Less popular but just as nutritious as kale and spinach, rainbow chard is one of those dark leafy greens we should all be eating more of. This spring vegetable is an excellent source of beta-carotene, which is converted into vitamin A, needed for new skin cell formation and maintaining skin’s ‘integrity’ (keeping it firm and damage resistant). Also provides vitamins C and K, minerals iron and magnesium, plus the antioxidant lutein, which protects the eyes. Rainbow chard also adds beautiful colour to dishes, such as this healthy pasta dish.

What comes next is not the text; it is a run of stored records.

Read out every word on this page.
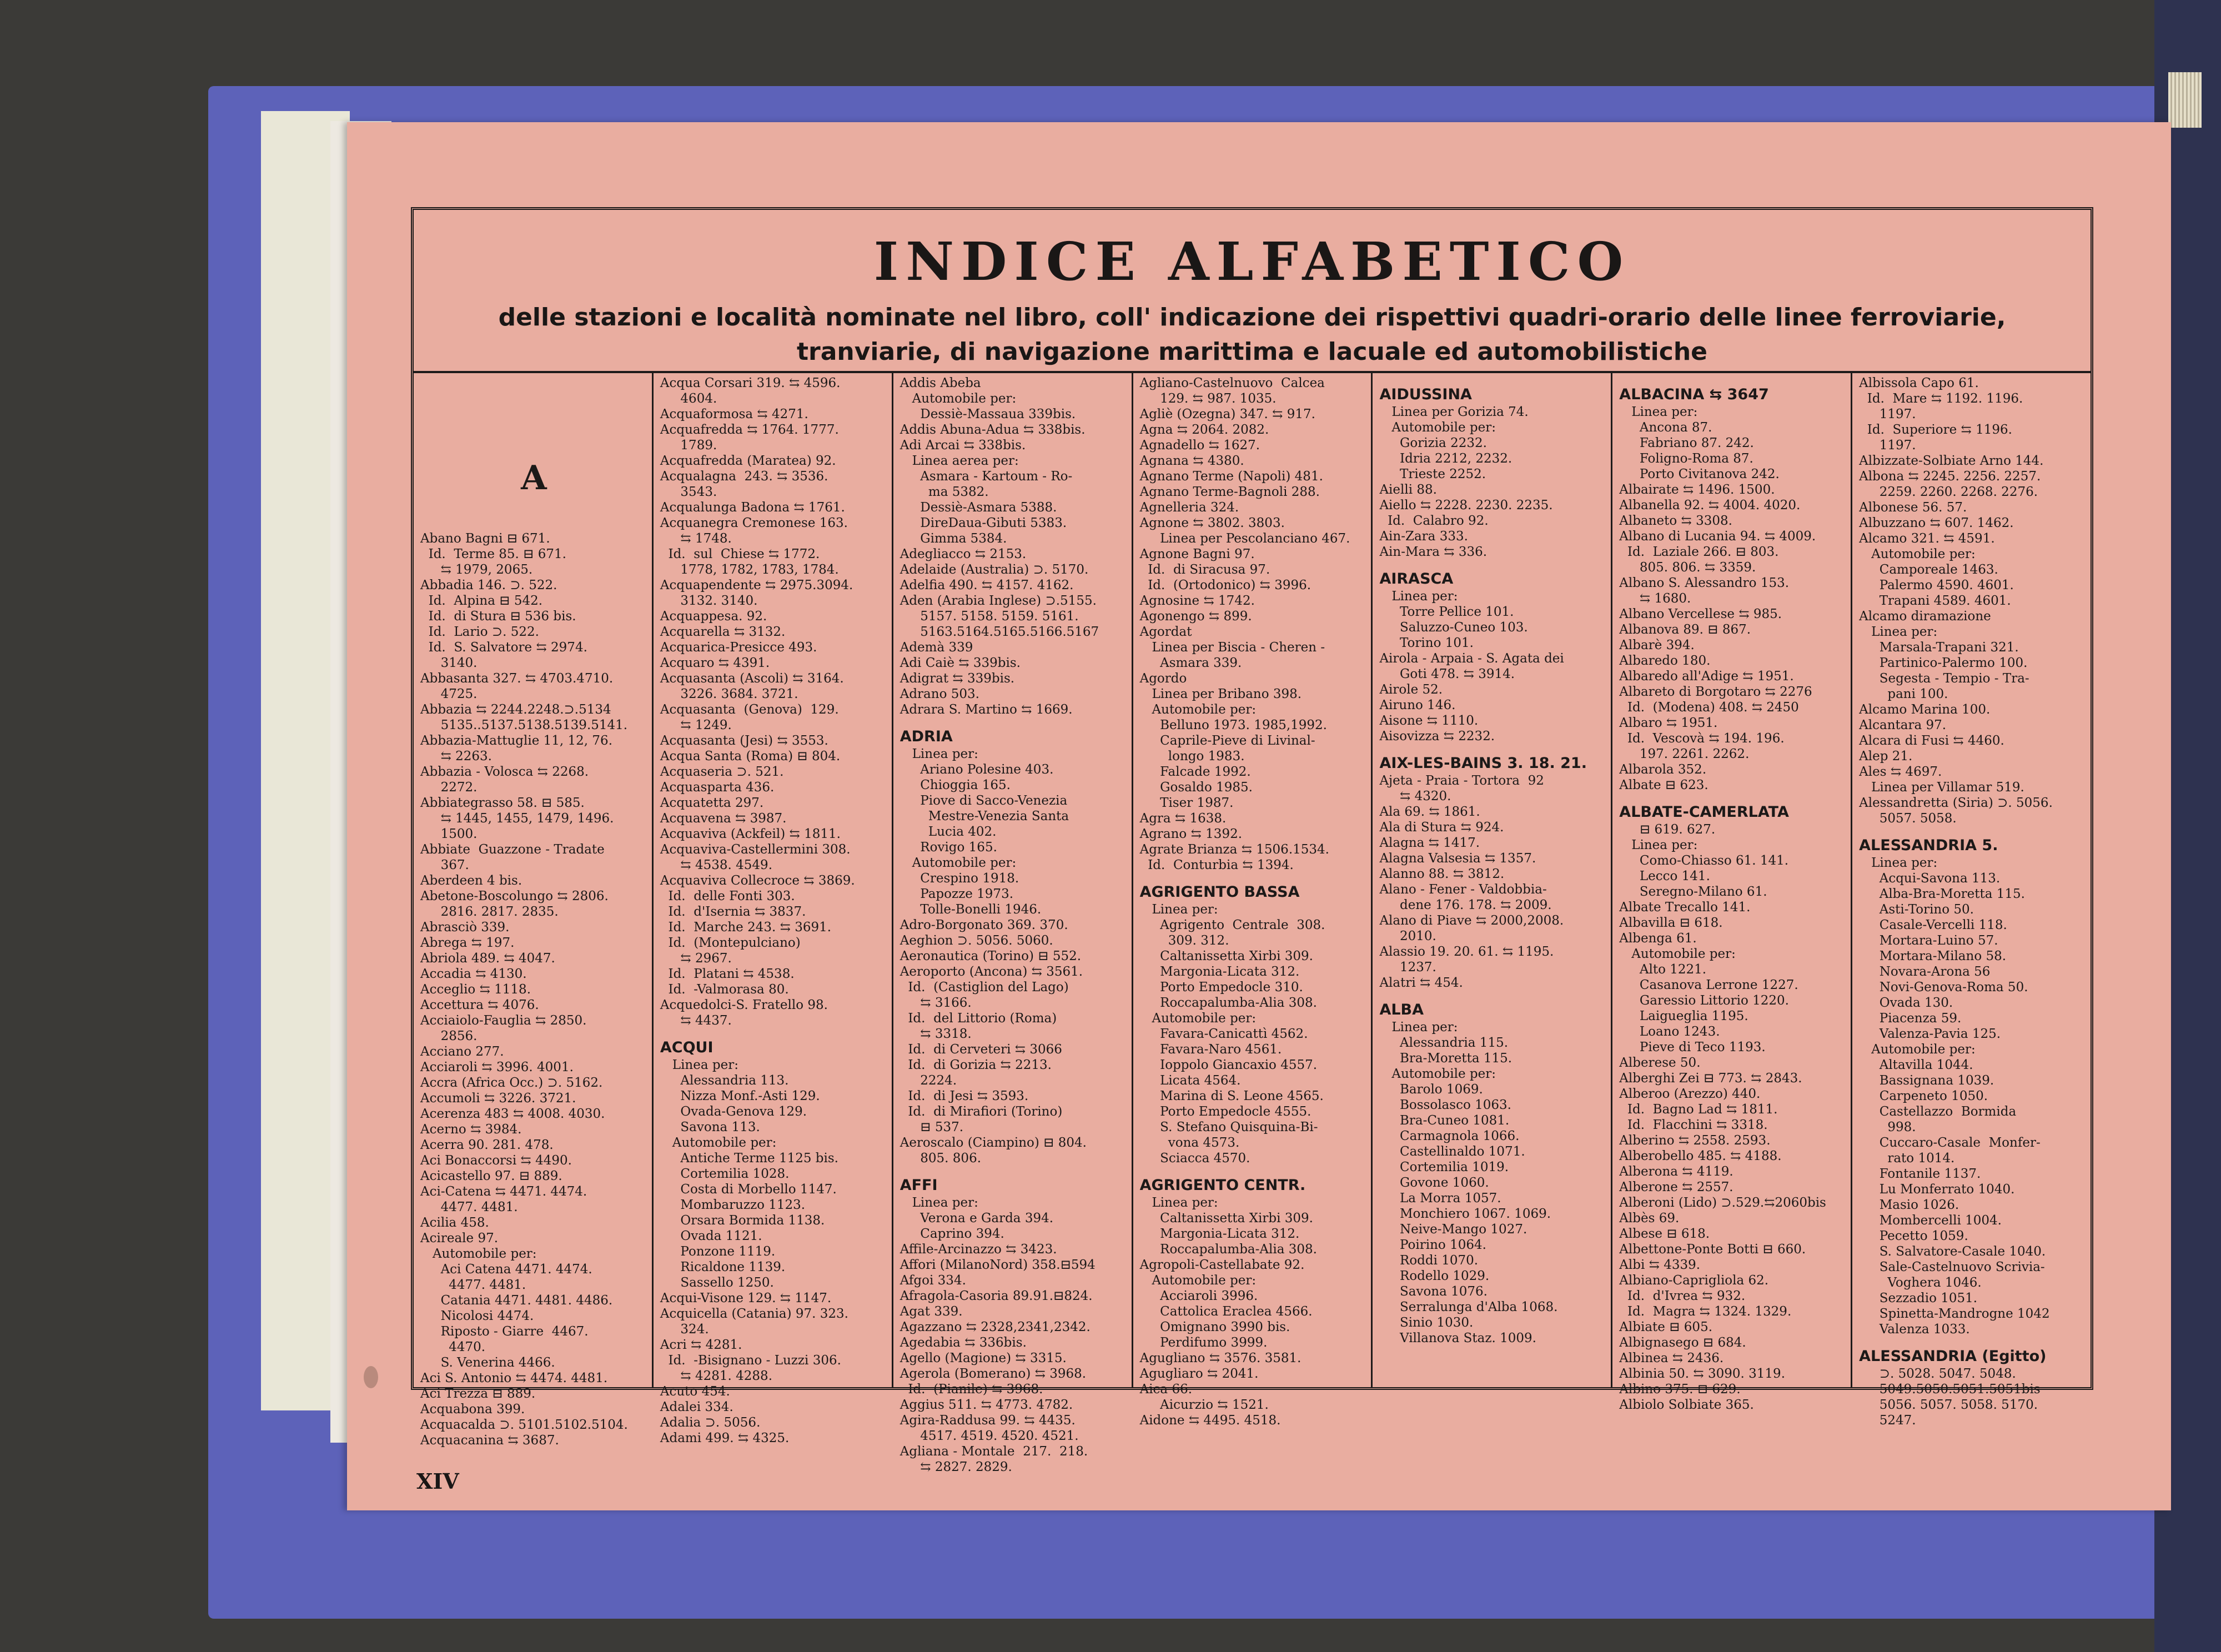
INDICE ALFABETICO
delle stazioni e località nominate nel libro, coll' indicazione dei rispettivi quadri-orario delle linee ferroviarie,
tranviarie, di navigazione marittima e lacuale ed automobilistiche

A

Abano Bagni ⊟ 671.

Id.  Terme 85. ⊟ 671.

⇆ 1979, 2065.

Abbadia 146. ⊃. 522.

Id.  Alpina ⊟ 542.

Id.  di Stura ⊟ 536 bis.

Id.  Lario ⊃. 522.

Id.  S. Salvatore ⇆ 2974.

3140.

Abbasanta 327. ⇆ 4703.4710.

4725.

Abbazia ⇆ 2244.2248.⊃.5134

5135..5137.5138.5139.5141.

Abbazia-Mattuglie 11, 12, 76.

⇆ 2263.

Abbazia - Volosca ⇆ 2268.

2272.

Abbiategrasso 58. ⊟ 585.

⇆ 1445, 1455, 1479, 1496.

1500.

Abbiate  Guazzone - Tradate

367.

Aberdeen 4 bis.

Abetone-Boscolungo ⇆ 2806.

2816. 2817. 2835.

Abrasciò 339.

Abrega ⇆ 197.

Abriola 489. ⇆ 4047.

Accadia ⇆ 4130.

Acceglio ⇆ 1118.

Accettura ⇆ 4076.

Acciaiolo-Fauglia ⇆ 2850.

2856.

Acciano 277.

Acciaroli ⇆ 3996. 4001.

Accra (Africa Occ.) ⊃. 5162.

Accumoli ⇆ 3226. 3721.

Acerenza 483 ⇆ 4008. 4030.

Acerno ⇆ 3984.

Acerra 90. 281. 478.

Aci Bonaccorsi ⇆ 4490.

Acicastello 97. ⊟ 889.

Aci-Catena ⇆ 4471. 4474.

4477. 4481.

Acilia 458.

Acireale 97.

Automobile per:

Aci Catena 4471. 4474.

4477. 4481.

Catania 4471. 4481. 4486.

Nicolosi 4474.

Riposto - Giarre  4467.

4470.

S. Venerina 4466.

Aci S. Antonio ⇆ 4474. 4481.

Aci Trezza ⊟ 889.

Acquabona 399.

Acquacalda ⊃. 5101.5102.5104.

Acquacanina ⇆ 3687.

Acqua Corsari 319. ⇆ 4596.

4604.

Acquaformosa ⇆ 4271.

Acquafredda ⇆ 1764. 1777.

1789.

Acquafredda (Maratea) 92.

Acqualagna  243. ⇆ 3536.

3543.

Acqualunga Badona ⇆ 1761.

Acquanegra Cremonese 163.

⇆ 1748.

Id.  sul  Chiese ⇆ 1772.

1778, 1782, 1783, 1784.

Acquapendente ⇆ 2975.3094.

3132. 3140.

Acquappesa. 92.

Acquarella ⇆ 3132.

Acquarica-Presicce 493.

Acquaro ⇆ 4391.

Acquasanta (Ascoli) ⇆ 3164.

3226. 3684. 3721.

Acquasanta  (Genova)  129.

⇆ 1249.

Acquasanta (Jesi) ⇆ 3553.

Acqua Santa (Roma) ⊟ 804.

Acquaseria ⊃. 521.

Acquasparta 436.

Acquatetta 297.

Acquavena ⇆ 3987.

Acquaviva (Ackfeil) ⇆ 1811.

Acquaviva-Castellermini 308.

⇆ 4538. 4549.

Acquaviva Collecroce ⇆ 3869.

Id.  delle Fonti 303.

Id.  d'Isernia ⇆ 3837.

Id.  Marche 243. ⇆ 3691.

Id.  (Montepulciano)

⇆ 2967.

Id.  Platani ⇆ 4538.

Id.  -Valmorasa 80.

Acquedolci-S. Fratello 98.

⇆ 4437.

ACQUI

Linea per:

Alessandria 113.

Nizza Monf.-Asti 129.

Ovada-Genova 129.

Savona 113.

Automobile per:

Antiche Terme 1125 bis.

Cortemilia 1028.

Costa di Morbello 1147.

Mombaruzzo 1123.

Orsara Bormida 1138.

Ovada 1121.

Ponzone 1119.

Ricaldone 1139.

Sassello 1250.

Acqui-Visone 129. ⇆ 1147.

Acquicella (Catania) 97. 323.

324.

Acri ⇆ 4281.

Id.  -Bisignano - Luzzi 306.

⇆ 4281. 4288.

Acuto 454.

Adalei 334.

Adalia ⊃. 5056.

Adami 499. ⇆ 4325.

Addis Abeba

Automobile per:

Dessiè-Massaua 339bis.

Addis Abuna-Adua ⇆ 338bis.

Adi Arcai ⇆ 338bis.

Linea aerea per:

Asmara - Kartoum - Ro-

ma 5382.

Dessiè-Asmara 5388.

DireDaua-Gibuti 5383.

Gimma 5384.

Adegliacco ⇆ 2153.

Adelaide (Australia) ⊃. 5170.

Adelfia 490. ⇆ 4157. 4162.

Aden (Arabia Inglese) ⊃.5155.

5157. 5158. 5159. 5161.

5163.5164.5165.5166.5167

Ademà 339

Adi Caiè ⇆ 339bis.

Adigrat ⇆ 339bis.

Adrano 503.

Adrara S. Martino ⇆ 1669.

ADRIA

Linea per:

Ariano Polesine 403.

Chioggia 165.

Piove di Sacco-Venezia

Mestre-Venezia Santa

Lucia 402.

Rovigo 165.

Automobile per:

Crespino 1918.

Papozze 1973.

Tolle-Bonelli 1946.

Adro-Borgonato 369. 370.

Aeghion ⊃. 5056. 5060.

Aeronautica (Torino) ⊟ 552.

Aeroporto (Ancona) ⇆ 3561.

Id.  (Castiglion del Lago)

⇆ 3166.

Id.  del Littorio (Roma)

⇆ 3318.

Id.  di Cerveteri ⇆ 3066

Id.  di Gorizia ⇆ 2213.

2224.

Id.  di Jesi ⇆ 3593.

Id.  di Mirafiori (Torino)

⊟ 537.

Aeroscalo (Ciampino) ⊟ 804.

805. 806.

AFFI

Linea per:

Verona e Garda 394.

Caprino 394.

Affile-Arcinazzo ⇆ 3423.

Affori (MilanoNord) 358.⊟594

Afgoi 334.

Afragola-Casoria 89.91.⊟824.

Agat 339.

Agazzano ⇆ 2328,2341,2342.

Agedabia ⇆ 336bis.

Agello (Magione) ⇆ 3315.

Agerola (Bomerano) ⇆ 3968.

Id.  (Pianile) ⇆ 3968.

Aggius 511. ⇆ 4773. 4782.

Agira-Raddusa 99. ⇆ 4435.

4517. 4519. 4520. 4521.

Agliana - Montale  217.  218.

⇆ 2827. 2829.

Agliano-Castelnuovo  Calcea

129. ⇆ 987. 1035.

Agliè (Ozegna) 347. ⇆ 917.

Agna ⇆ 2064. 2082.

Agnadello ⇆ 1627.

Agnana ⇆ 4380.

Agnano Terme (Napoli) 481.

Agnano Terme-Bagnoli 288.

Agnelleria 324.

Agnone ⇆ 3802. 3803.

Linea per Pescolanciano 467.

Agnone Bagni 97.

Id.  di Siracusa 97.

Id.  (Ortodonico) ⇆ 3996.

Agnosine ⇆ 1742.

Agonengo ⇆ 899.

Agordat

Linea per Biscia - Cheren -

Asmara 339.

Agordo

Linea per Bribano 398.

Automobile per:

Belluno 1973. 1985,1992.

Caprile-Pieve di Livinal-

longo 1983.

Falcade 1992.

Gosaldo 1985.

Tiser 1987.

Agra ⇆ 1638.

Agrano ⇆ 1392.

Agrate Brianza ⇆ 1506.1534.

Id.  Conturbia ⇆ 1394.

AGRIGENTO BASSA

Linea per:

Agrigento  Centrale  308.

309. 312.

Caltanissetta Xirbi 309.

Margonia-Licata 312.

Porto Empedocle 310.

Roccapalumba-Alia 308.

Automobile per:

Favara-Canicattì 4562.

Favara-Naro 4561.

Ioppolo Giancaxio 4557.

Licata 4564.

Marina di S. Leone 4565.

Porto Empedocle 4555.

S. Stefano Quisquina-Bi-

vona 4573.

Sciacca 4570.

AGRIGENTO CENTR.

Linea per:

Caltanissetta Xirbi 309.

Margonia-Licata 312.

Roccapalumba-Alia 308.

Agropoli-Castellabate 92.

Automobile per:

Acciaroli 3996.

Cattolica Eraclea 4566.

Omignano 3990 bis.

Perdifumo 3999.

Agugliano ⇆ 3576. 3581.

Agugliaro ⇆ 2041.

Aica 66.

Aicurzio ⇆ 1521.

Aidone ⇆ 4495. 4518.

AIDUSSINA

Linea per Gorizia 74.

Automobile per:

Gorizia 2232.

Idria 2212, 2232.

Trieste 2252.

Aielli 88.

Aiello ⇆ 2228. 2230. 2235.

Id.  Calabro 92.

Ain-Zara 333.

Ain-Mara ⇆ 336.

AIRASCA

Linea per:

Torre Pellice 101.

Saluzzo-Cuneo 103.

Torino 101.

Airola - Arpaia - S. Agata dei

Goti 478. ⇆ 3914.

Airole 52.

Airuno 146.

Aisone ⇆ 1110.

Aisovizza ⇆ 2232.

AIX-LES-BAINS 3. 18. 21.

Ajeta - Praia - Tortora  92

⇆ 4320.

Ala 69. ⇆ 1861.

Ala di Stura ⇆ 924.

Alagna ⇆ 1417.

Alagna Valsesia ⇆ 1357.

Alanno 88. ⇆ 3812.

Alano - Fener - Valdobbia-

dene 176. 178. ⇆ 2009.

Alano di Piave ⇆ 2000,2008.

2010.

Alassio 19. 20. 61. ⇆ 1195.

1237.

Alatri ⇆ 454.

ALBA

Linea per:

Alessandria 115.

Bra-Moretta 115.

Automobile per:

Barolo 1069.

Bossolasco 1063.

Bra-Cuneo 1081.

Carmagnola 1066.

Castellinaldo 1071.

Cortemilia 1019.

Govone 1060.

La Morra 1057.

Monchiero 1067. 1069.

Neive-Mango 1027.

Poirino 1064.

Roddi 1070.

Rodello 1029.

Savona 1076.

Serralunga d'Alba 1068.

Sinio 1030.

Villanova Staz. 1009.

ALBACINA ⇆ 3647

Linea per:

Ancona 87.

Fabriano 87. 242.

Foligno-Roma 87.

Porto Civitanova 242.

Albairate ⇆ 1496. 1500.

Albanella 92. ⇆ 4004. 4020.

Albaneto ⇆ 3308.

Albano di Lucania 94. ⇆ 4009.

Id.  Laziale 266. ⊟ 803.

805. 806. ⇆ 3359.

Albano S. Alessandro 153.

⇆ 1680.

Albano Vercellese ⇆ 985.

Albanova 89. ⊟ 867.

Albarè 394.

Albaredo 180.

Albaredo all'Adige ⇆ 1951.

Albareto di Borgotaro ⇆ 2276

Id.  (Modena) 408. ⇆ 2450

Albaro ⇆ 1951.

Id.  Vescovà ⇆ 194. 196.

197. 2261. 2262.

Albarola 352.

Albate ⊟ 623.

ALBATE-CAMERLATA

⊟ 619. 627.

Linea per:

Como-Chiasso 61. 141.

Lecco 141.

Seregno-Milano 61.

Albate Trecallo 141.

Albavilla ⊟ 618.

Albenga 61.

Automobile per:

Alto 1221.

Casanova Lerrone 1227.

Garessio Littorio 1220.

Laigueglia 1195.

Loano 1243.

Pieve di Teco 1193.

Alberese 50.

Alberghi Zei ⊟ 773. ⇆ 2843.

Alberoo (Arezzo) 440.

Id.  Bagno Lad ⇆ 1811.

Id.  Flacchini ⇆ 3318.

Alberino ⇆ 2558. 2593.

Alberobello 485. ⇆ 4188.

Alberona ⇆ 4119.

Alberone ⇆ 2557.

Alberoni (Lido) ⊃.529.⇆2060bis

Albès 69.

Albese ⊟ 618.

Albettone-Ponte Botti ⊟ 660.

Albi ⇆ 4339.

Albiano-Caprigliola 62.

Id.  d'Ivrea ⇆ 932.

Id.  Magra ⇆ 1324. 1329.

Albiate ⊟ 605.

Albignasego ⊟ 684.

Albinea ⇆ 2436.

Albinia 50. ⇆ 3090. 3119.

Albino 375. ⊟ 629.

Albiolo Solbiate 365.

Albissola Capo 61.

Id.  Mare ⇆ 1192. 1196.

1197.

Id.  Superiore ⇆ 1196.

1197.

Albizzate-Solbiate Arno 144.

Albona ⇆ 2245. 2256. 2257.

2259. 2260. 2268. 2276.

Albonese 56. 57.

Albuzzano ⇆ 607. 1462.

Alcamo 321. ⇆ 4591.

Automobile per:

Camporeale 1463.

Palermo 4590. 4601.

Trapani 4589. 4601.

Alcamo diramazione

Linea per:

Marsala-Trapani 321.

Partinico-Palermo 100.

Segesta - Tempio - Tra-

pani 100.

Alcamo Marina 100.

Alcantara 97.

Alcara di Fusi ⇆ 4460.

Alep 21.

Ales ⇆ 4697.

Linea per Villamar 519.

Alessandretta (Siria) ⊃. 5056.

5057. 5058.

ALESSANDRIA 5.

Linea per:

Acqui-Savona 113.

Alba-Bra-Moretta 115.

Asti-Torino 50.

Casale-Vercelli 118.

Mortara-Luino 57.

Mortara-Milano 58.

Novara-Arona 56

Novi-Genova-Roma 50.

Ovada 130.

Piacenza 59.

Valenza-Pavia 125.

Automobile per:

Altavilla 1044.

Bassignana 1039.

Carpeneto 1050.

Castellazzo  Bormida

998.

Cuccaro-Casale  Monfer-

rato 1014.

Fontanile 1137.

Lu Monferrato 1040.

Masio 1026.

Mombercelli 1004.

Pecetto 1059.

S. Salvatore-Casale 1040.

Sale-Castelnuovo Scrivia-

Voghera 1046.

Sezzadio 1051.

Spinetta-Mandrogne 1042

Valenza 1033.

ALESSANDRIA (Egitto)

⊃. 5028. 5047. 5048.

5049.5050.5051.5051bis

5056. 5057. 5058. 5170.

5247.

XIV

Spelt Pasta with Rainbow Chard

Spelt Pasta with Rainbow Chard

Ingredients

150g wholemeal spelt spaghetti
200g rainbow chard
1 lemon
Olive oil
2 tbsp pine nuts
2 cloves garlic, sliced
Parmesan to serve (optional)

Method

  1. Separate the stalks from the leaves and add the leaves to a blender with the pine nuts, 2 tbsp olive oil, 2 tsp lemon zest and a generous squeeze of lemon juice, salt and pepper and blend to form a pesto.
  2. Slice the colourful stalks roughly into pieces of about ½ to 1cm and add to a pan with the garlic, 1 tbsp olive oil and sauté until they soften.
  3. Meanwhile cook the pasta according to the instructions but giving it 1 minute less than recommended. Drain, reserving some of the cooking liquid and add to the pan with the garlic and chard stalks.
  4. Stir through the pesto and add some of the reserved cooking liquid to loosen it up.
  5. Cook for a minute or so, serve with grated Parmesan

Chicory

Another top source of the beneficial prebiotics mentioned above. Chicory is a spring vegetable that is high in nutrients, being a good source of beta-carotene, vitamin K, vitamin B5 and calcium, amongst others. Its shape makes it perfect for loading up with fillings, as an alternative to crackers or bread. I have substituted the usual mayonnaise here for avocado, which gives the same creaminess but with healthier fats and a good dose of skin loving vitamin E.

Chicory Crab Boats

Chicory Crab Boats

Ingredients

6 large chicory leaves
150g white crab meat
½ very ripe avocado, mashed well with a fork
Lemon juice
Salt and pepper
Pinch of paprika

Method

  1. Simply mix the crab, mashed avocado, a squeeze of lemon juice in a bowl. Season to taste and then spoon into the chicory leaves.
  2. Sprinkle with paprika and serve. Easy!